Immune Restoration With Antiretroviral Therapies: Implications for Clinical Management

Author Affiliations

Author Affiliations: Center for AIDS Research, Case Western Reserve University School of Medicine and Division of Infectious Diseases, University Hospitals of Cleveland, Cleveland, Ohio.

JAMA. 2000;284(2):223-228. doi:10.1001/jama.284.2.223

Recent dramatic decreases in acquired immunodeficiency syndrome–related mortality are largely due to the introduction of highly active antiretroviral therapy (HAART). Although immune restoration due to suppression of human immunodeficiency virus (HIV) replication is a critical determinant of these trends, the magnitude of immune restoration seen after treatment with HAART varies substantially among treated persons and is generally incomplete.
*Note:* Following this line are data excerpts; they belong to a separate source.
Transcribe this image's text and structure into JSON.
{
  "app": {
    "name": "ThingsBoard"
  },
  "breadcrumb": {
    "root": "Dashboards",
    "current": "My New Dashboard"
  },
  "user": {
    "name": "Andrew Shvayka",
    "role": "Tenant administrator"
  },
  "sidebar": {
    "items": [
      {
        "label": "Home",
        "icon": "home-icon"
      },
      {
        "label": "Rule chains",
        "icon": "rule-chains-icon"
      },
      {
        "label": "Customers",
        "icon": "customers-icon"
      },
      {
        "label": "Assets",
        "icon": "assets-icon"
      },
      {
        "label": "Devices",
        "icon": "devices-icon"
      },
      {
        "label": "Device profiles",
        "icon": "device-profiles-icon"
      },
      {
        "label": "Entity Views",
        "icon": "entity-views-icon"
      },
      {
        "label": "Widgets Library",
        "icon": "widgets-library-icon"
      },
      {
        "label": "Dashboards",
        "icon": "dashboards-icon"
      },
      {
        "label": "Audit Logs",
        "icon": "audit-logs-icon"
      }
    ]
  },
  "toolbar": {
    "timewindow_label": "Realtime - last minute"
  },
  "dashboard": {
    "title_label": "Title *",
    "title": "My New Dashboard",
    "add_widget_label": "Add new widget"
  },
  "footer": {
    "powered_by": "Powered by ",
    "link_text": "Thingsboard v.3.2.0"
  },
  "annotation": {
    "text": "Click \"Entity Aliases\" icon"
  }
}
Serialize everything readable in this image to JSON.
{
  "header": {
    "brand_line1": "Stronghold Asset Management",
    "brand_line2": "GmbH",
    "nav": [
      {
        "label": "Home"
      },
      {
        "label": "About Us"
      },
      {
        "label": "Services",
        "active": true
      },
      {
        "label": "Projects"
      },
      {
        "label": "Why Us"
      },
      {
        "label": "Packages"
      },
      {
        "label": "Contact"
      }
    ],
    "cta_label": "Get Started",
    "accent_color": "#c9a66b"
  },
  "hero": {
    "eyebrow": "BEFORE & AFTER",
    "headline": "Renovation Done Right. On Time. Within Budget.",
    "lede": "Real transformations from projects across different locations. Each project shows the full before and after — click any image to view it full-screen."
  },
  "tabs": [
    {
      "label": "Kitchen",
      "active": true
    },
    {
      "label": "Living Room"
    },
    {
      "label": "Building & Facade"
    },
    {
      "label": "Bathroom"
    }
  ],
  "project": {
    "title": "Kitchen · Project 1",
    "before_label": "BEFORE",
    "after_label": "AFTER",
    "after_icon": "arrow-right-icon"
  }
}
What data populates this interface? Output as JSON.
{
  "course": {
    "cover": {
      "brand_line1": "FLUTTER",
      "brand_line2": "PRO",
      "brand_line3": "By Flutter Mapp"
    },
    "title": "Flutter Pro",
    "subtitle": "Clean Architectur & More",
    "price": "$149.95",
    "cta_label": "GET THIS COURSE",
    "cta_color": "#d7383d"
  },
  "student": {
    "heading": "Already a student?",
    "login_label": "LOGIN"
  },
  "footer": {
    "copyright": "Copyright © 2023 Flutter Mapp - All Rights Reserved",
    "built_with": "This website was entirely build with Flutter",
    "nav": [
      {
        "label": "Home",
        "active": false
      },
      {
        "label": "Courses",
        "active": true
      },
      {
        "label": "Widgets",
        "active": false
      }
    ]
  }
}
Nonetheless, even partial immune restoration is sufficient to provide protection from most major opportunistic infections; these risks can be largely predicted by the number of circulating CD4 cells. Limited data suggest that treatment earlier during the course of HIV infection may result in greater preservation of immune function, though this has not been studied in great detail. Preliminary studies performed among persons with multidrug-resistant virus whose treatment regimens are failing suggest that there is likely a benefit to continuation of therapy that may be related to diminished pathogenicity of drug-resistant virus. As deaths related to opportunistic infections diminish, the spectrum of causes of mortality in HIV infection is changing. Except for Kaposi sarcoma, there is insufficient information to conclude that the risks of non-Hodgkin lymphoma and other malignancies are diminishing among persons with HIV infection. How much immune restoration will be enough to ensure long-term survival in persons with HIV infection remains an open question.